Mastering the Map of Time – The Best Way to Own Every Tense in Spoken & Written
English
The Mind Map Technique: Your Visual GPS for All 12 Tenses
Imagine English tenses as a giant mind map with three main highways (time zones) and four
lanes on each highway (aspects).
This map is your lifelong cheat code. Print it, draw it, or visualize it every time you speak.
PRESENT TENSES (70% of all spoken English – your daily bread & butter)
├── Simple Present (Indefinite)
├── Present Continuous (Progressive)
├── Present Perfect
└── Present Perfect Continuous
PAST TENSES(The completed story zone)
├── Simple Past
├── Past Continuous
├── Past Perfect
└── Past Perfect Continuous
FUTURE TENSES (The “what’s coming” zone)
├── Simple Future
├── Future Continuous
├── Future Perfect
└── Future Perfect Continuous
1. THE PRESENT TENSES (70% of Spoken English)
1. Simple Present (Indefinite)
- Core idea: This tense paints timeless truths, habits, facts, and fixed schedules- things that
are generally true or happen regularly without a specific “now” attached.
- Structure: Subject + Base form of verb(add -s/-es only for he/she/it in 3rd person singular).
- Why it’s called “Simple” & “Indefinite”: No helping verbs, no time limit – it’s the default
“always/usually/never” tense.
- Negative rule (super important): Subject + do/does + not + base verb.
- Question form (built-in mastery): Do/Does + subject + base verb?
- It also handles scheduled future events(timetables) – trains, flights, TV programs –
because they are fixed like facts.
- Broad tip: This is the tense you use 70% of the time in conversation because life is full of
habits and truths.
APPLY
- General facts & universal truths
- Daily habits & routines
- Scientific facts or permanent situations
- Scheduled future events (timetables)
, PROVE
- “The sun rises in the East.”
- “The train arrives at 6:00 p.m.”
- Mastery check: Change to negative → “She does not like coffee.” (3rd person
“does” + not + base verb).
2. Present Continuous (Progressive)
- Core idea: This tense zooms in on actions happening right now or temporary situations– it’s
the “camera on” tense.
- Structure: Subject + am/is/are + Verb-ing.

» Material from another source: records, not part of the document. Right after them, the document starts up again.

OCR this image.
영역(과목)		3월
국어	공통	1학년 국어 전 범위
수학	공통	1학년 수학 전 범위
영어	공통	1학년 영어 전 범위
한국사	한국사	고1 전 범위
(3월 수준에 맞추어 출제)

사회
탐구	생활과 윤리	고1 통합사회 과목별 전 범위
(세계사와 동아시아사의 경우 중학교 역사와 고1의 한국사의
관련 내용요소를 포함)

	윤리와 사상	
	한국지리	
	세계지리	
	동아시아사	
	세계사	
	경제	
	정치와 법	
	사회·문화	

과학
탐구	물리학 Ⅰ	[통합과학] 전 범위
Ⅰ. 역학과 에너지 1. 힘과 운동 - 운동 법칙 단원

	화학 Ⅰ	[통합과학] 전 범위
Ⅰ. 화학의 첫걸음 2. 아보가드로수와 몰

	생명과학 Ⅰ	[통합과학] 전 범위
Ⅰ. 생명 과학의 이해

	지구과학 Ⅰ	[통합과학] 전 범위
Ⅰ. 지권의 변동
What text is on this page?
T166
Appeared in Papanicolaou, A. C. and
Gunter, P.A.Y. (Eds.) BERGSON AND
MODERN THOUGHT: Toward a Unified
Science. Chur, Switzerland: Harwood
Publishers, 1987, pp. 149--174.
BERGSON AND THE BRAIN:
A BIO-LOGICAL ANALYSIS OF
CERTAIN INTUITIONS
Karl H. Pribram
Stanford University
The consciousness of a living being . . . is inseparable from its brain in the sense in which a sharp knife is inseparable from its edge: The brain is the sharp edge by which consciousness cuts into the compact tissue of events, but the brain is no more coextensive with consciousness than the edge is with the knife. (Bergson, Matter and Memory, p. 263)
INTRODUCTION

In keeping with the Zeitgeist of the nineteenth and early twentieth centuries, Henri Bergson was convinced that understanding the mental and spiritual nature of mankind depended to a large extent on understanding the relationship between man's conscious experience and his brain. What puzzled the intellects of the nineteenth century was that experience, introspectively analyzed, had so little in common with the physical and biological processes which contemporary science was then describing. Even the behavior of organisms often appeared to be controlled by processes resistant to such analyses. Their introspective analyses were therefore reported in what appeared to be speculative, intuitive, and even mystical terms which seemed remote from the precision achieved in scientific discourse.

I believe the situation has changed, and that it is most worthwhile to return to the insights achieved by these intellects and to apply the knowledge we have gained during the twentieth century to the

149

- Also used for pre-planned future arrangements** (your diary is already written).
- Why “Continuous/Progressive”? Because the action is in progress – you can almost see it
moving.
- Spelling rule reminder: Double consonant if needed (run → running), drop silent
-e (make → making).
- Broad power: It makes your English sound alive and natural instead of robotic.
APPLY
- Actions happening at this exact moment
- Temporary situations (not permanent)
- Pre-planned future arrangements (already decided)
PROVE
- “I am teaching you tenses right now.”
- “I am flying to Fiji next week.” (future arrangement)
- Mastery check: Never use stative verbs like “know/like/hate” unless showing temporary
change (see exceptions).
3. Present Perfect
MASTER (Detailed & Broad)
- Core idea: This tense connects the past to the present– the action happened earlier but still
matters or affects “now.”
- Structure: Subject + has/have + Past Participle(3rd column of verb).

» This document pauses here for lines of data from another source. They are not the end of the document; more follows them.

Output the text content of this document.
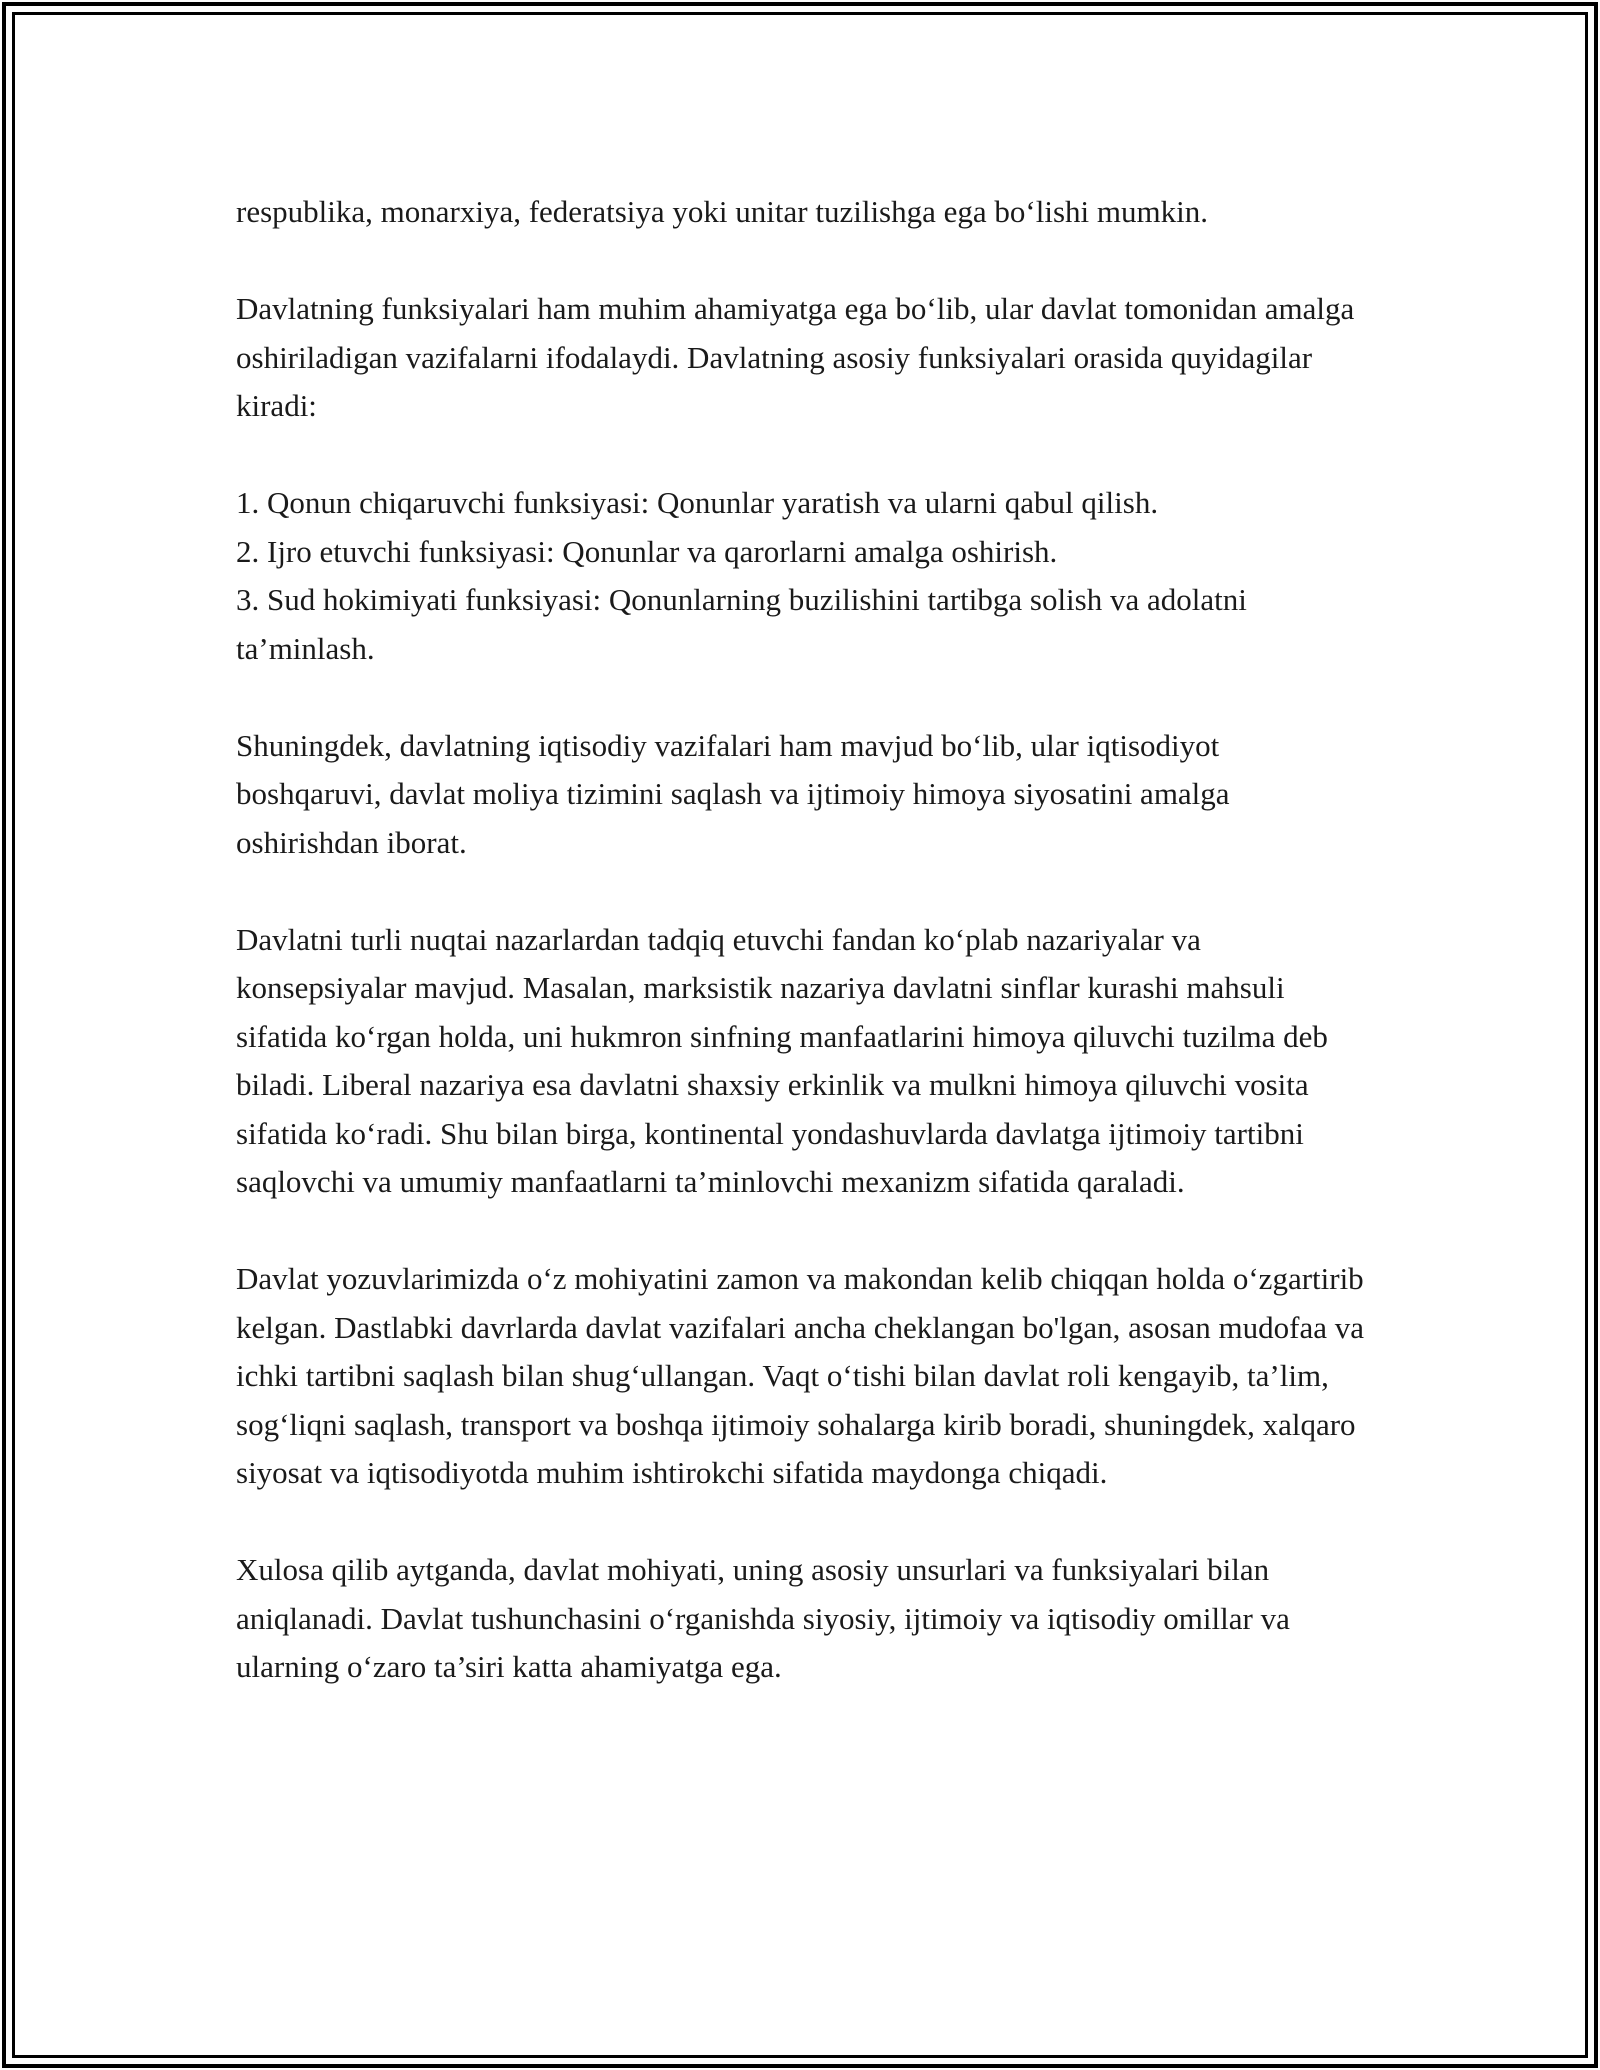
respublika, monarxiya, federatsiya yoki unitar tuzilishga ega bo‘lishi mumkin.

Davlatning funksiyalari ham muhim ahamiyatga ega bo‘lib, ular davlat tomonidan amalga oshiriladigan vazifalarni ifodalaydi. Davlatning asosiy funksiyalari orasida quyidagilar kiradi:

1. Qonun chiqaruvchi funksiyasi: Qonunlar yaratish va ularni qabul qilish.
2. Ijro etuvchi funksiyasi: Qonunlar va qarorlarni amalga oshirish.
3. Sud hokimiyati funksiyasi: Qonunlarning buzilishini tartibga solish va adolatni ta’minlash.

Shuningdek, davlatning iqtisodiy vazifalari ham mavjud bo‘lib, ular iqtisodiyot boshqaruvi, davlat moliya tizimini saqlash va ijtimoiy himoya siyosatini amalga oshirishdan iborat.

Davlatni turli nuqtai nazarlardan tadqiq etuvchi fandan ko‘plab nazariyalar va konsepsiyalar mavjud. Masalan, marksistik nazariya davlatni sinflar kurashi mahsuli sifatida ko‘rgan holda, uni hukmron sinfning manfaatlarini himoya qiluvchi tuzilma deb biladi. Liberal nazariya esa davlatni shaxsiy erkinlik va mulkni himoya qiluvchi vosita sifatida ko‘radi. Shu bilan birga, kontinental yondashuvlarda davlatga ijtimoiy tartibni saqlovchi va umumiy manfaatlarni ta’minlovchi mexanizm sifatida qaraladi.

Davlat yozuvlarimizda o‘z mohiyatini zamon va makondan kelib chiqqan holda o‘zgartirib kelgan. Dastlabki davrlarda davlat vazifalari ancha cheklangan bo'lgan, asosan mudofaa va ichki tartibni saqlash bilan shug‘ullangan. Vaqt o‘tishi bilan davlat roli kengayib, ta’lim, sog‘liqni saqlash, transport va boshqa ijtimoiy sohalarga kirib boradi, shuningdek, xalqaro siyosat va iqtisodiyotda muhim ishtirokchi sifatida maydonga chiqadi.

Xulosa qilib aytganda, davlat mohiyati, uning asosiy unsurlari va funksiyalari bilan aniqlanadi. Davlat tushunchasini o‘rganishda siyosiy, ijtimoiy va iqtisodiy omillar va ularning o‘zaro ta’siri katta ahamiyatga ega.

- It is the “experience so far” or “result now” tense.
- Broad nuance: You do NOT mention the exact past time (yesterday, last year). Use
“ever/never/already/just/yet” with it.
- Life-experience version: Everything you’ve done up to this moment in your life.
APPLY
- Past actions with direct present impact (keys lost → still stuck)
- Life experiences (travel, achievements)
- Recent actions with visible results now
PROVE
- “She has lost her keys.” (she is still stuck now)
- “I have traveled to 20 countries.”
- Mastery check: “I have lived here for 5 years” = still true now.